By 2 November, with 48 people having already accepted the deal, it emerged that the Journal’s section covering Greater New York was being folded into the paper’s broader coverage of the city. That threatened the jobs of a further 19 staff.

Other separate sections were also consolidated as part of a downsizing exercise which came against a background of falling ad income. More journalists, inevitably, will be going in the coming months.

That is the continuing story at all newspaper companies in both the UK and the US. From British publishers, such as Johnston Press, Trinity Mirror and the Guardian to American publishers, such as the New York Times, Gannett and McClatchy.

According to a recent analysis, for the Columbia Journalism Review by Washington Post writer Pete Vernon, national print advertising in the States has fallen by 35.1% over the year. He wrote:

“Print advertising, still the most lucrative revenue source for most newspaper companies, is in a freefall. The cash cow has steadily declined for years, but 2016 has seen an acceleration in the departure of ad dollars.”

He pointed out that between 2010 and 2015, there had been “a relatively stable decline” of print advertising (between 5-8% each year, according to the Pew Research Center).

But a predicted 11% fall in advertising this year “now seems optimistic.” Why? Because “with shrinking circulations and an inability to provide the targeted marketing and detailed analytics of options such as Google and Facebook, print just isn’t as enticing to advertisers.”

That’s it in a nutshell. The digital giants are sucking up advertising, which is threatening the viability of newspapers.
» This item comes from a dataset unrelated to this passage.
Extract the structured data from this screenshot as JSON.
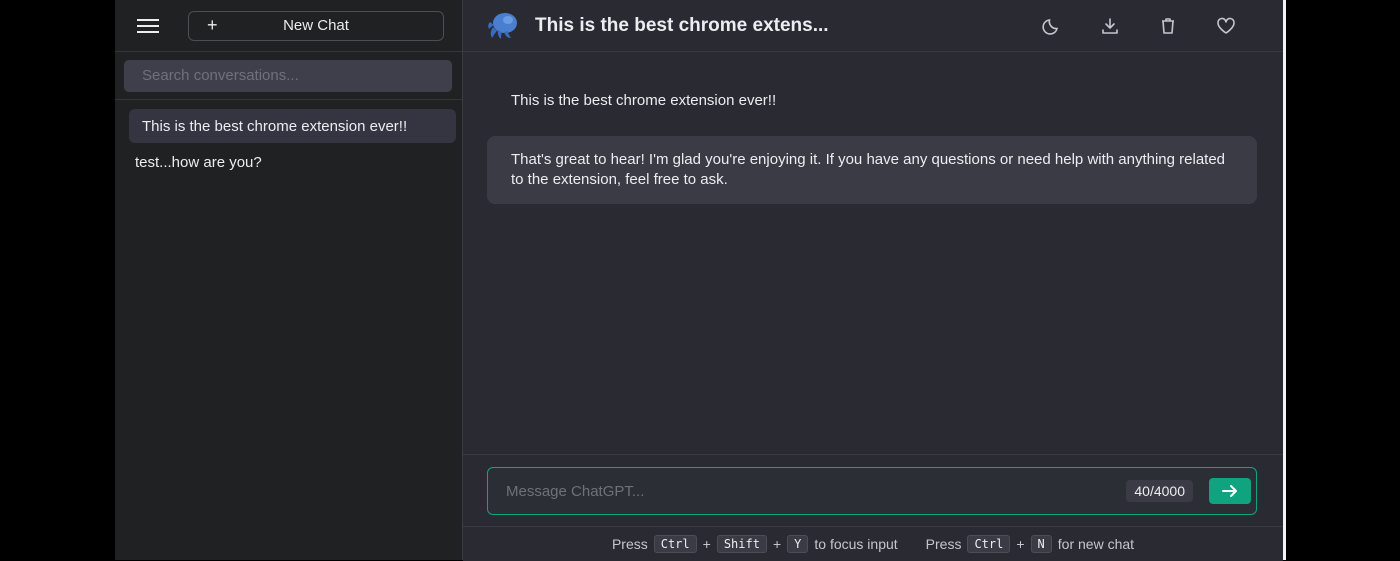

More pertinently, and much more significantly, it is threatening journalism itself.

That’s why I support the call by the Media Reform Coalition (MRC) and National Union of Journalists to impose a 1% levy on the operations of Google and Facebook in order to fund public service reporting.

As I reported on Tuesday, the MRC believes public interest journalism is in peril and, in company with the National Union of Journalists, it hopes to persuade politicians to include an amendment to the digital economy bill in order to create the levy.